Création
Les Cannes Lions sont aussi un peu leur festival: les «case studies», traductions visuelles d'opérations de com, sont devenues un incontournable des prix créatifs. Avec des figures imposées, un langage balisé. Jusqu'à la caricature?

N’en jetez plus! On savait déjà que les festivals, les Cannes Lions en tête, se distinguaient par une endémie des prix. Ici, l’on se trouve devant un degré de sophistication encore jamais atteint: «Meilleure utilisation de gens de l’agence qui prétendent être de “vraies gens”», «Utilisation la plus innovante d’un simple petit tweet», «Chiffres qui claquent le plus visuellement»… Raffinement ultime: le trophée de la «Meilleure utilisation de l’accent anglais», visiblement, dans les pays anglo-saxons, l’accent british donne de la crédibilité à n’importe quel discours y compris les plus amphigouriques. On pourrait s’y méprendre: les Caseys, prix des meilleurs case studies, sont une parodie, conçue par l’agence canadienne Rethink Communication. La caricature est des plus cruelles: celles qui s’éloignent si peu, trop peu de la réalité.

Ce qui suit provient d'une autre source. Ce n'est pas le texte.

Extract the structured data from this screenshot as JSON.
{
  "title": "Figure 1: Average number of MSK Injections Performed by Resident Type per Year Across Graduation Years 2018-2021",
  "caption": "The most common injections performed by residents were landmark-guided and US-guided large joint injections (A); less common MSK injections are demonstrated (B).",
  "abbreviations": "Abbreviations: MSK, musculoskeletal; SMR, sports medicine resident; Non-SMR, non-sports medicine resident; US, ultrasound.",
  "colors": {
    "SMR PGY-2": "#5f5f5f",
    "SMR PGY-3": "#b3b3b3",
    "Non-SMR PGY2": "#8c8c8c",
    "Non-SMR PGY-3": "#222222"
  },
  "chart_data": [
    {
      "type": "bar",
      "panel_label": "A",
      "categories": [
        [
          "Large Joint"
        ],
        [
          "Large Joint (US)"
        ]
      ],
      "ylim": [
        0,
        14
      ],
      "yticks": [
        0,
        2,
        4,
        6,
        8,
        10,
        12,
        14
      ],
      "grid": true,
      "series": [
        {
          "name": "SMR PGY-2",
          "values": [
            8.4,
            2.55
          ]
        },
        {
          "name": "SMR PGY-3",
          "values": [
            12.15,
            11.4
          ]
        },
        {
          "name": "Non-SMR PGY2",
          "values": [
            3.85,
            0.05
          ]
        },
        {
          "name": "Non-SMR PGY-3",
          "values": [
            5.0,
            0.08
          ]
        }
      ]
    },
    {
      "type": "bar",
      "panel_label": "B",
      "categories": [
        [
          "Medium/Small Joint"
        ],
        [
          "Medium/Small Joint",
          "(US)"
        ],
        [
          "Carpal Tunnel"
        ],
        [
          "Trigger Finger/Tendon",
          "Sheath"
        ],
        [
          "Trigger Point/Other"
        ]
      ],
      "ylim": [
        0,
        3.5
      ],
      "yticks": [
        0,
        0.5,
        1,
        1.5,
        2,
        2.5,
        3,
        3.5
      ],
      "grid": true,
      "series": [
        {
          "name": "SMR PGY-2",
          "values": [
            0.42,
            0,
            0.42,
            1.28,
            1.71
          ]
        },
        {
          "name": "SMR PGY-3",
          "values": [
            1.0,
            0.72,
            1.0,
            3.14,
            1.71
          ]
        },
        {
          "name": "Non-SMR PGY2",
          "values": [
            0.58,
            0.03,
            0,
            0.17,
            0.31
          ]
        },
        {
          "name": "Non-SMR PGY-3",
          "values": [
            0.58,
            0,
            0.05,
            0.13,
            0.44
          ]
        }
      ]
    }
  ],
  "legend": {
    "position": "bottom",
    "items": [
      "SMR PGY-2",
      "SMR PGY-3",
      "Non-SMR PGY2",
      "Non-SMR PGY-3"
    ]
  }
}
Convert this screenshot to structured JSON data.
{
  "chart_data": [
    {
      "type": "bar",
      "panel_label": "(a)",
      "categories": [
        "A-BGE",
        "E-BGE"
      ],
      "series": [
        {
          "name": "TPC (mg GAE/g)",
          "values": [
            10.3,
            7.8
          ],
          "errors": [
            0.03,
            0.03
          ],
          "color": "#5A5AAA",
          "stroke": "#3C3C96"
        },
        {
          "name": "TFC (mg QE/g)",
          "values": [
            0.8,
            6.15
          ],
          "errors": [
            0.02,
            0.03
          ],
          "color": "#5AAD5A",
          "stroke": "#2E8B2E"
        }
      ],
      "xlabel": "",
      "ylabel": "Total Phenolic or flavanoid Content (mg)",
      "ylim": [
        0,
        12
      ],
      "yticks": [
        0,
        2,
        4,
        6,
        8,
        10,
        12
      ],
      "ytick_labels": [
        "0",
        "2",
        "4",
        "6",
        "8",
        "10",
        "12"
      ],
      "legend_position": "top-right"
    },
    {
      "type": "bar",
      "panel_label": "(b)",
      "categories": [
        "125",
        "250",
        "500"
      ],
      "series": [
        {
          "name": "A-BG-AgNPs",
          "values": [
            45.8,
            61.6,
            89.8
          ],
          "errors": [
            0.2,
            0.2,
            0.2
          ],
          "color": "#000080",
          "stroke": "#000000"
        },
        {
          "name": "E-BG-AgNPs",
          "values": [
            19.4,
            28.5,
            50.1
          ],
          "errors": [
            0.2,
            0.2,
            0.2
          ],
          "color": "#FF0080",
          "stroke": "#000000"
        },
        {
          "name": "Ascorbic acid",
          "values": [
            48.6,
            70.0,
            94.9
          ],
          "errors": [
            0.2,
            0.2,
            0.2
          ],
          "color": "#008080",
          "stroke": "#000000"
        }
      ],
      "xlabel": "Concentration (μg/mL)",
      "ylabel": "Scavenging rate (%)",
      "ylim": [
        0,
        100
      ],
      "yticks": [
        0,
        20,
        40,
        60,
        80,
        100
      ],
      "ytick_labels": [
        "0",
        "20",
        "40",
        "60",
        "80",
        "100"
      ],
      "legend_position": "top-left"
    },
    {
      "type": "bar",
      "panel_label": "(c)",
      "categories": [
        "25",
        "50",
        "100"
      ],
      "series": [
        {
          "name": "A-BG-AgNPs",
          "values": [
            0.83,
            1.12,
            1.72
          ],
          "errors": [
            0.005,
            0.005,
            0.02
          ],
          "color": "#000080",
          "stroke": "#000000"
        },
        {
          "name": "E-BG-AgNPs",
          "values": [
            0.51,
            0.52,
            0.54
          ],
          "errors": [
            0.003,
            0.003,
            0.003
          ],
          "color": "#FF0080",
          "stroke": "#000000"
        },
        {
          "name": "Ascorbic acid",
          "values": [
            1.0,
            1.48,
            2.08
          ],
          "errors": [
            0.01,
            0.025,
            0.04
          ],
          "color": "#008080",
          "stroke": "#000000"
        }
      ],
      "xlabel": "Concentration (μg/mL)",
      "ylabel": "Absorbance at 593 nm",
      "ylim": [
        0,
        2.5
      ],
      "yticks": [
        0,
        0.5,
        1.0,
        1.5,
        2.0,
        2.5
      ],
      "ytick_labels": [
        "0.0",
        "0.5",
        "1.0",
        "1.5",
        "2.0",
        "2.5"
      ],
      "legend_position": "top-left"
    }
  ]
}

«Le case study s’est complètement perverti, par inflation de forme, avec une multiplication de trucs grotesques», lâche Stéphane Xiberras, directeur de la création et président de BETC. En tant que juré de nombreux prix internationaux, le créatif a visionné des centaines de “case” –comme on dit–, probablement même des milliers: «Quand tu en visionnes cinquante par jour, c’est à périr d’ennui! Pourtant, à l’origine, l’idée n’était pas bête: expliquer l’inexplicable.»

Il fit, le premier, du «case study» sans le savoir: le patron de Droga 5, David Droga. Comme le rappelle Paul Kreitmann, directeur de création chez CLM BBDO, «la campagne Unicef Tap Project a été, en 2007, à l’origine de la naissance des “case”. Elle consistait à demander à des clients de restaurants de donner un dollar pour une carafe d’eau du robinet, ensuite redistribué dans les pays où l’eau potable est rare. Droga 5 a réalisé une vidéo pour permettre de visualiser l’opération. Inédit pour une agence.»

Nouvel esperanto

Depuis, le «case» est devenu plus qu’un incontournable, un impondérable. Une tarte à la crème? «Le case study, c’est le nouveau Powerpoint, résume Stéphanie Huguenin, productrice chez Francine Framboise. On peut tout vendre avec un “case”: du brand content, un site, des opérations dans un festival…» Le case a son langage, ses codes, sa dramaturgie. «Problématique, idée, objectifs, résultats, le case se décompose peu ou prou comme cela», résume la productrice. Avec des figures imposées. Presque une esthétique propre. «La voix de stentor façon bande-annonce de blockbuster américain, la timeline You Tube qui devient folle, le compteur d’impressions qui explose…», s’amuse Stéphanie Huguenin. Un langage à part entière, selon la productrice, «un nouvel esperanto».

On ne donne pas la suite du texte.